Zhang Menghan, Gong Tao
Ministry of Education Key Laboratory of Contemporary Anthropology, Collaborative Innovation Center of Genetics and Development, School of Life Sciences, Fudan University Shanghai, China.
Haskins LaboratoriesNew Haven, CT, USA; Center for Linguistics and Applied Linguistics, Guangdong University of Foreign StudiesGuangdong, China.
Front Psychol. 2016 Dec 12;7:1916. doi: 10.3389/fpsyg.2016.01916. eCollection 2016.

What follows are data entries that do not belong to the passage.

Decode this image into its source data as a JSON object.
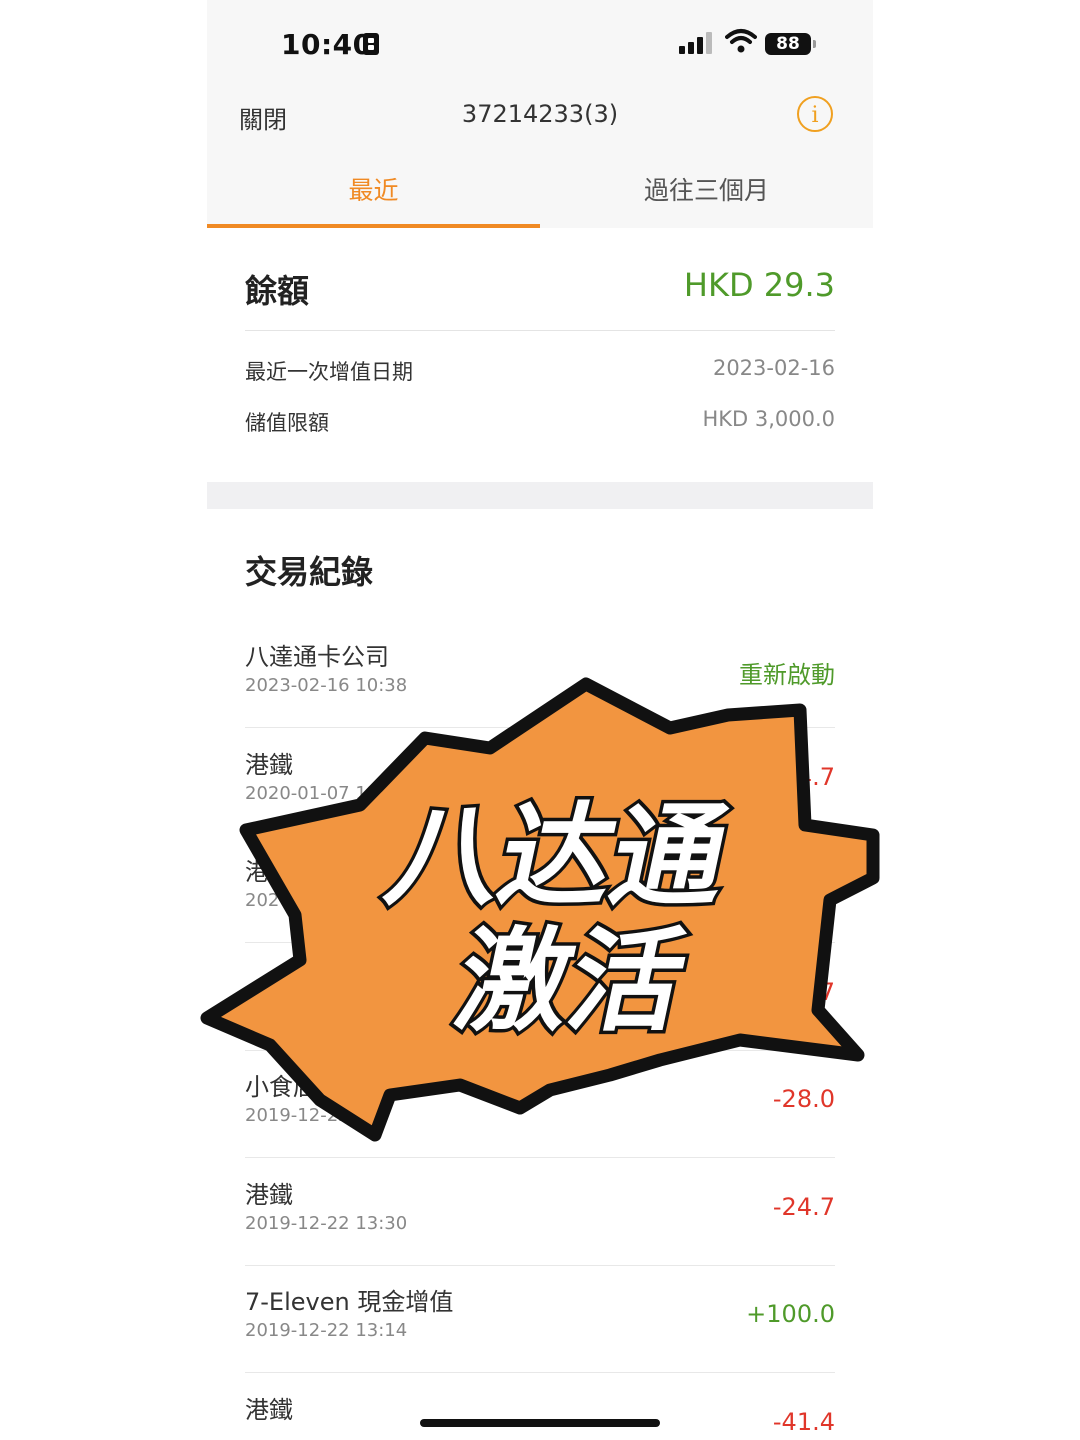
{
  "status_bar": {
    "time": "10:40",
    "battery": "88"
  },
  "nav": {
    "close_label": "關閉",
    "title": "37214233(3)",
    "info_icon": "i"
  },
  "tabs": [
    {
      "label": "最近"
    },
    {
      "label": "過往三個月"
    }
  ],
  "balance": {
    "label": "餘額",
    "value": "HKD 29.3",
    "details": [
      {
        "label": "最近一次增值日期",
        "value": "2023-02-16"
      },
      {
        "label": "儲值限額",
        "value": "HKD 3,000.0"
      }
    ]
  },
  "transactions": {
    "heading": "交易紀錄",
    "items": [
      {
        "merchant": "八達通卡公司",
        "date": "2023-02-16 10:38",
        "amount": "重新啟動",
        "kind": "pos"
      },
      {
        "merchant": "港鐵",
        "date": "2020-01-07 13:3",
        "amount": "4.7",
        "kind": "neg"
      },
      {
        "merchant": "港鐵",
        "date": "2020",
        "amount": "",
        "kind": "neg"
      },
      {
        "merchant": "",
        "date": "",
        "amount": "7",
        "kind": "neg"
      },
      {
        "merchant": "小食店",
        "date": "2019-12-22 1",
        "amount": "-28.0",
        "kind": "neg"
      },
      {
        "merchant": "港鐵",
        "date": "2019-12-22 13:30",
        "amount": "-24.7",
        "kind": "neg"
      },
      {
        "merchant": "7-Eleven 現金增值",
        "date": "2019-12-22 13:14",
        "amount": "+100.0",
        "kind": "pos"
      },
      {
        "merchant": "港鐵",
        "date": "",
        "amount": "-41.4",
        "kind": "neg"
      }
    ]
  },
  "overlay": {
    "line1": "八达通",
    "line2": "激活",
    "color": "#f29540"
  },
  "colors": {
    "accent": "#f08a24",
    "positive": "#4f9a2a",
    "negative": "#e0362a"
  }
}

Lexicostatistics has been applied in linguistics to inform phylogenetic relations among languages. There are two important yet not well-studied parameters in this approach: the conventional size of vocabulary list to collect potentially true cognates and the minimum matching instances required to confirm a recurrent sound correspondence. Here, we derive two statistical principles from stochastic theorems to quantify these parameters. These principles validate the practice of using the Swadesh 100- and 200-word lists to indicate degree of relatedness between languages, and enable a frequency-based, dynamic threshold to detect recurrent sound correspondences. Using statistical tests, we further evaluate the generality of the Swadesh 100-word list compared to the Swadesh 200-word list and other 100-word lists sampled randomly from the Swadesh 200-word list. All these provide mathematical support for applying lexicostatistics in historical and comparative linguistics.

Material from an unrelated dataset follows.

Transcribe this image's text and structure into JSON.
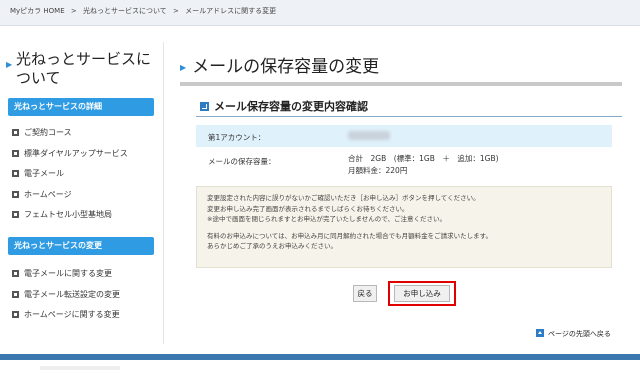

词汇统计学已应用于语言学,以揭示语言之间的系统发生关系。在这种方法中有两个重要但尚未得到充分研究的参数:用于收集潜在真正同源词的词汇表的传统规模,以及确认反复出现的语音对应所需的最小匹配实例数。在此,我们从随机定理推导出两个统计原则来量化这些参数。这些原则验证了使用斯瓦迪士100词表和200词表来表明语言之间亲缘程度的做法,并启用了一个基于频率的动态阈值来检测反复出现的语音对应。通过统计测试,我们进一步评估了斯瓦迪士100词表相对于斯瓦迪士200词表以及从斯瓦迪士200词表中随机抽取的其他100词表的通用性。所有这些都为在历史语言学和比较语言学中应用词汇统计学提供了数学支持。